Cross talk between exosomes and pancreatic β-cells in diabetes
Published in Archives of Physiology and Biochemistry, 2022
The main function of the β-cells is the regulation of glucose metabolism, which is essential for coupling glucose sensing to insulin release, and glucose-stimulated insulin secretion (GSIS) is the best functional characteristic of mature β-cells (Salinno et al.2019) (Figure 2). After glucose enters β-cells through glucose transporters, it is quickly phosphorylated into glucose-6-phosphate (G6P) by glucokinase (GK) (Christensen and Gannon 2019). G6P is then metabolised through glycolysis to generate pyruvate, nicotinamide adenine dinucleotide, and adenosine triphosphate (ATP).
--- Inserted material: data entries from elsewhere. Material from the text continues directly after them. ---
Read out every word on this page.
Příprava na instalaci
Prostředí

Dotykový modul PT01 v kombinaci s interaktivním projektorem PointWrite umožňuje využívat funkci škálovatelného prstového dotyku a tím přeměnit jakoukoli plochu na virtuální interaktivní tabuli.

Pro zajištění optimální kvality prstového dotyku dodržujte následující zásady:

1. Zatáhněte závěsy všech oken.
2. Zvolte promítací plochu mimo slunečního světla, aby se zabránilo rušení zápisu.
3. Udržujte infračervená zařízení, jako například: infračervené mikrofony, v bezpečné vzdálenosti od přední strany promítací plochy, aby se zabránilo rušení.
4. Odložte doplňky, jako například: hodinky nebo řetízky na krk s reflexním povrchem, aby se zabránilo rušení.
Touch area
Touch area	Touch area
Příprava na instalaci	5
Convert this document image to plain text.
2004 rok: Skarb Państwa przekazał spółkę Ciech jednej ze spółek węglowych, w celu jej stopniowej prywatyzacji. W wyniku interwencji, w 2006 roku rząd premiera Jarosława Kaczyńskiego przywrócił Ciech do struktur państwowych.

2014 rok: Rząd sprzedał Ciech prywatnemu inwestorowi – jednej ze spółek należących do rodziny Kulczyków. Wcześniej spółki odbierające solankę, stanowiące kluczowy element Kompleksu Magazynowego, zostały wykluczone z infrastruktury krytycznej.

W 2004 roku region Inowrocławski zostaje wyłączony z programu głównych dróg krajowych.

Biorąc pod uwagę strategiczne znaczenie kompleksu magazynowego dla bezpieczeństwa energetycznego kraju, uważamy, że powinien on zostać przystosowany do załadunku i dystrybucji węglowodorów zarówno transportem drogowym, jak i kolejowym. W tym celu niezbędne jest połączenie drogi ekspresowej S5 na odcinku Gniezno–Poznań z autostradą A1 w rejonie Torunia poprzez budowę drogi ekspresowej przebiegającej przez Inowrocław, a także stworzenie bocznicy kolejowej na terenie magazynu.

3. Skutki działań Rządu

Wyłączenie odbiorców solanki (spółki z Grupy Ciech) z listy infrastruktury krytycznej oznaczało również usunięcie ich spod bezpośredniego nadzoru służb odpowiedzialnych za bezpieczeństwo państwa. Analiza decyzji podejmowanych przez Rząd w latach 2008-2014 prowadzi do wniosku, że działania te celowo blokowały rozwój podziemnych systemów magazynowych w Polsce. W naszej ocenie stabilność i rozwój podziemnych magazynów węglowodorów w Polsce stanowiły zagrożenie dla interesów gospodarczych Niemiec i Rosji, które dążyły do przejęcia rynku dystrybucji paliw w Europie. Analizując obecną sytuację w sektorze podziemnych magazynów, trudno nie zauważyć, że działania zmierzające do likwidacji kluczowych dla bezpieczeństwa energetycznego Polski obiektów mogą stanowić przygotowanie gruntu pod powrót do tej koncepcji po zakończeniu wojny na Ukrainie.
Pyruvate, which subsequently enters the mitochondria, goes through the citric acid cycle and the electron transport chain to produce ATP with reactive oxygen species (ROS) as byproducts (Maechler 2013). The increase in the ATP/ADP ratio in the cell induces the closure of the KATP channels, leading to membrane depolarisation, and triggers the action potential that opens the voltage-gated Ca2+ channels. Finally, the influx of Ca2+ induces insulin secretion (Prentki and Nolan 2006). It should be noted that the expression of GK and the glucose transporter 2 (GLUT2) is strongly and positively related to the state of differentiation of β-cells, and both are under regulatory control of duodenal homeobox protein 1 (PDX1) (Lebrun et al.2005). Accordingly, PDX1 plays a key role both in promoting β-cell growth and enhancing β-cell function (Prentki and Nolan 2006).